4 Facebook (NASDAQ:FB)

Five-star Stifel Nicolaus analyst Scott Devitt is one of the Top 50 analysts on TipRanks. He is tracking a 25% average return per rating. But even top analysts can make mistakes. Post-1Q earnings, we chose to stick with our recent view on Facebook and were wrong to do so. With the information available now, FB stock is too cheap to ignore despite its challenges” stated Devitt.

Devitt downgraded the stock in early January because of concerns from survey data suggesting platform fatigue. Now, however, “we may be getting closer to the other side in these areas of concern and valuation may provide the support to see us through.” Plus FB has the benefit of key growth drivers like WhatsApp, Instagram and video to ‘fuel above-market ad revenue growth for the next several years.’

We can see that his FB upgrade comes with a $202 price target. That translates into 9% upside from current levels. However, this is still far below the Street. Based on the last three months of ratings, analysts have an average FB price target of $220. This suggests more appealing upside potential of 19%. Thirty out of 32 recent analyst ratings on FB are bullish.

5 CACI International (NYSE:CACI)

If you haven’t heard of CACI International before, listen up. We are looking at an ‘industry leader with macro tailwinds.’ CACI provides IT services to many branches of the federal government including defense, homeland security, intelligence, and healthcare. This is a ‘buy opportunity for investors seeking broad exposure’ according to top Noble Financial analyst Mark Jordan.

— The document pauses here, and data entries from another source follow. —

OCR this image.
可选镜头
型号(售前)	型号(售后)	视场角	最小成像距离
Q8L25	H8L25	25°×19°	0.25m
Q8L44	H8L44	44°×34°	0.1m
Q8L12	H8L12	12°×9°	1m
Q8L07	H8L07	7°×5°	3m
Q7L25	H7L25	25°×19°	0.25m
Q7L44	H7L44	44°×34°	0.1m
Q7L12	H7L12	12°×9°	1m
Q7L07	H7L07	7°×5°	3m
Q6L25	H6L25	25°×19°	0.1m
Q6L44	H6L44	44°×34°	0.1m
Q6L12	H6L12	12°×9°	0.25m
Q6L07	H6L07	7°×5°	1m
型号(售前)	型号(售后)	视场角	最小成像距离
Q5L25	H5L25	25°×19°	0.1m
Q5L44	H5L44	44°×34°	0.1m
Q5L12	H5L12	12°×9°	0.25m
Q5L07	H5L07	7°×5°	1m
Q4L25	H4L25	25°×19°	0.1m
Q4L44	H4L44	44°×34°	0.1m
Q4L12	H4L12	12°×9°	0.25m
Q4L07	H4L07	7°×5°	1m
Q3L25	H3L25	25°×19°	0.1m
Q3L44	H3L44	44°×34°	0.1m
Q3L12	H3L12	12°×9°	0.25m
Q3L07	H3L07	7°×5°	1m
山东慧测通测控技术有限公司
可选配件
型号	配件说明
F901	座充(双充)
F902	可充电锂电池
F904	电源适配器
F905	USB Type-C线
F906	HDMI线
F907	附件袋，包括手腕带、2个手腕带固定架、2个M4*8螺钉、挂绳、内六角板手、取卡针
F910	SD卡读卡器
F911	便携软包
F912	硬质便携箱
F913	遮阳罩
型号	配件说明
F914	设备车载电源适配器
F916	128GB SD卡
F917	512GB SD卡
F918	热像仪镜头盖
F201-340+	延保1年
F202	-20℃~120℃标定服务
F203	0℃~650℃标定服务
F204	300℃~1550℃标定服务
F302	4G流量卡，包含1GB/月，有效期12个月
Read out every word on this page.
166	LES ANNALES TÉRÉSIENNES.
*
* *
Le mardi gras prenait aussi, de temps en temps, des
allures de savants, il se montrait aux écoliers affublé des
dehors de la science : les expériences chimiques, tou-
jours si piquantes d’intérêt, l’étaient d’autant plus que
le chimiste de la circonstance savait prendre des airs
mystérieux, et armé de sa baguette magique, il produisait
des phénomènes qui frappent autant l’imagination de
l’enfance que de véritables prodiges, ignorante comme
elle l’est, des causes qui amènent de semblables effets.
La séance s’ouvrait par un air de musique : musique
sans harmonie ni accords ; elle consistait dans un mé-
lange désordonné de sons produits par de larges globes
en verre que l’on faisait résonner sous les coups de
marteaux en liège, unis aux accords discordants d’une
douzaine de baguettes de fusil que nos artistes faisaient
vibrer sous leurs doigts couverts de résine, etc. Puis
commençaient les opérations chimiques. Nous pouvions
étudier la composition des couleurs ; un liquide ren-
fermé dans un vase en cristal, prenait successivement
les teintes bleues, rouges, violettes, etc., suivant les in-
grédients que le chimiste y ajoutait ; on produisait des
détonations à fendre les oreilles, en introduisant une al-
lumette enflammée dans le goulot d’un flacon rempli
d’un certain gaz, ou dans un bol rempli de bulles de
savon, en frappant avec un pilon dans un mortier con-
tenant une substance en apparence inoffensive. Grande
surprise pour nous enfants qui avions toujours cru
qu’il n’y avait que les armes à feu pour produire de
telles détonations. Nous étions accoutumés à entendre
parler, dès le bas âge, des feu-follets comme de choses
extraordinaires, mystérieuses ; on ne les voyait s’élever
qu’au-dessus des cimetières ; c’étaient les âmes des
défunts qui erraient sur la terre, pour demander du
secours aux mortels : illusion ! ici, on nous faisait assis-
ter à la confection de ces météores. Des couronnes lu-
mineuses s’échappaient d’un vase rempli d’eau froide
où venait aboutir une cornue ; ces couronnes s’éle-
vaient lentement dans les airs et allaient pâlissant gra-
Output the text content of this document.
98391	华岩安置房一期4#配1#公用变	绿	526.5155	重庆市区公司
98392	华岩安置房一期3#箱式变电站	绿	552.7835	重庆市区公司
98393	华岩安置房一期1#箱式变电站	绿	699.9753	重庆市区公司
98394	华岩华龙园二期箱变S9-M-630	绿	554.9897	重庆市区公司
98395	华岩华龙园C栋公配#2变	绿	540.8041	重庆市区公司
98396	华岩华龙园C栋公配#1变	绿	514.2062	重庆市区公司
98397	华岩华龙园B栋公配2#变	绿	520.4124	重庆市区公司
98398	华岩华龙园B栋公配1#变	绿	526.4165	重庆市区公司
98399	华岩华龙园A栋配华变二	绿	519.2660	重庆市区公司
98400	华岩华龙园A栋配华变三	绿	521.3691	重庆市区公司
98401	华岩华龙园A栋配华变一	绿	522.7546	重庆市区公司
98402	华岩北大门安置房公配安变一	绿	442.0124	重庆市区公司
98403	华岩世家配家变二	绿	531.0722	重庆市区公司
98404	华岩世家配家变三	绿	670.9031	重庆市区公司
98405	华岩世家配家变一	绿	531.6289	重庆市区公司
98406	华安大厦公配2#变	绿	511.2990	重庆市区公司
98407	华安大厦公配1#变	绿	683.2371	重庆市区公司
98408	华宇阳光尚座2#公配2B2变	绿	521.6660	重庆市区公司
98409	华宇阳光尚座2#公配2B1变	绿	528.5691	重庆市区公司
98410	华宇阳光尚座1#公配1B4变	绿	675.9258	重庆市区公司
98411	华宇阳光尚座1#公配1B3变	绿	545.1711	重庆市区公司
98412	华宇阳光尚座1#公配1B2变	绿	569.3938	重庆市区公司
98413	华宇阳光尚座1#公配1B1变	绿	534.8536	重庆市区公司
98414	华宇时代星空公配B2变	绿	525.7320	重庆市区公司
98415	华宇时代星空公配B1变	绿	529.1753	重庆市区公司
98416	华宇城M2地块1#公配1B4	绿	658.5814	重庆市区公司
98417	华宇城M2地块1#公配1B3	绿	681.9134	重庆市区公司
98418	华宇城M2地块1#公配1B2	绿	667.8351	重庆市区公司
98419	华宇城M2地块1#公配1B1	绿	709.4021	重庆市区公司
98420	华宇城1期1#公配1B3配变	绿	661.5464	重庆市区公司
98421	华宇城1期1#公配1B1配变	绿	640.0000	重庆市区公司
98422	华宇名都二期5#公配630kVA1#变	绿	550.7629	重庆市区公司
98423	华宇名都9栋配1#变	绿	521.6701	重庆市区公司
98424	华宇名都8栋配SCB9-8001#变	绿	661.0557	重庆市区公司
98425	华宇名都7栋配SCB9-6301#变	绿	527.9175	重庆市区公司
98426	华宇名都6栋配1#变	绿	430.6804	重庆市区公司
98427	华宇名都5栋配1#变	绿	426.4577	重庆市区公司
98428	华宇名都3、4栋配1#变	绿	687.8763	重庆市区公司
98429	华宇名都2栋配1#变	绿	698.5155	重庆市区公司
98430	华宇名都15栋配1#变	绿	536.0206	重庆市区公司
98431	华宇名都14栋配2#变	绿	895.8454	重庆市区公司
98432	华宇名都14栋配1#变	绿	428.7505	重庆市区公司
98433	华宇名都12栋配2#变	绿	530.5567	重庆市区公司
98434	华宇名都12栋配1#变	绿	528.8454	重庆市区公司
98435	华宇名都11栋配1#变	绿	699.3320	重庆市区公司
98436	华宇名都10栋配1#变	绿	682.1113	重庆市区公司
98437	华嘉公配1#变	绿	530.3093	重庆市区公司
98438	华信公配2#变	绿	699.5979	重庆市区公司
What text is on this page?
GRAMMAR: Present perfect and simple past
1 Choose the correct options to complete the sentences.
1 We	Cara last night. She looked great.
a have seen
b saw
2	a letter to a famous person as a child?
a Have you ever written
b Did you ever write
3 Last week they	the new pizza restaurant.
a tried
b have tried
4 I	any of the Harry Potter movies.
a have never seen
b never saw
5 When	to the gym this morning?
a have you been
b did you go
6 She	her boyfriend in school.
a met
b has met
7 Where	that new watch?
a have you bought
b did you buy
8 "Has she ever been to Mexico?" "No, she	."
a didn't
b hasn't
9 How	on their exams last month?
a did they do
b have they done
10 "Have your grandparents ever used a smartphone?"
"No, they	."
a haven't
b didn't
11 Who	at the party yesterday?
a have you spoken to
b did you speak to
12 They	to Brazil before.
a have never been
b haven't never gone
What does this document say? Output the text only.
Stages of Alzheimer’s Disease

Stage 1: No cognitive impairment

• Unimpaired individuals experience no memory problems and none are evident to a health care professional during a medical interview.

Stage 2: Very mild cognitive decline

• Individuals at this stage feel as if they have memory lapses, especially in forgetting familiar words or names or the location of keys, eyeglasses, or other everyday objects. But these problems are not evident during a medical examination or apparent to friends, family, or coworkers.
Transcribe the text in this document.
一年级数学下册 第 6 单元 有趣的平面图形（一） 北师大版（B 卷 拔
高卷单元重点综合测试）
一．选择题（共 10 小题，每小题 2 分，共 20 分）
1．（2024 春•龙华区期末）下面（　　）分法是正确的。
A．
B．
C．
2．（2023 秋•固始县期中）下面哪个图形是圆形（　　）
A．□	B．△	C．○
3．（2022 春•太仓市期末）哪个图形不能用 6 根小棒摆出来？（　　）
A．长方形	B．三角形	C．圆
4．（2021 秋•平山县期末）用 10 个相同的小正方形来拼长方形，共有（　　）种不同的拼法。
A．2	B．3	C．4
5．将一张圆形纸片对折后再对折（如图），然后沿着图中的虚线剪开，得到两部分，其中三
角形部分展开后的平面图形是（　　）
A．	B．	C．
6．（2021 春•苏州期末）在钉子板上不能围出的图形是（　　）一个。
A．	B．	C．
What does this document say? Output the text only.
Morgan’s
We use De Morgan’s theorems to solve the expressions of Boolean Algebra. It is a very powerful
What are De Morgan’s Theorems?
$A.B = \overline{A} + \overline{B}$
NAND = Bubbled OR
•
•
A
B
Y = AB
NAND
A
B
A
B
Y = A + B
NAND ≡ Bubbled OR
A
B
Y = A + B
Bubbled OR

“We are upgrading shares from Hold to Buy, as shares have hovered in the $150 range despite improved profitability, a much improved macro environment and the CSRA bid now being in the past” writes Jordan. He now has a $175 price target on CACI (7% upside potential).

Overall, CACI has received four buy ratings in the last three months- giving it a ‘Strong Buy’ analyst consensus rating. Bear in mind that one of these ratings is from Raymond James analyst Brian Gesuale. He upgraded CACI from Buy to Strong Buy back at the end of March.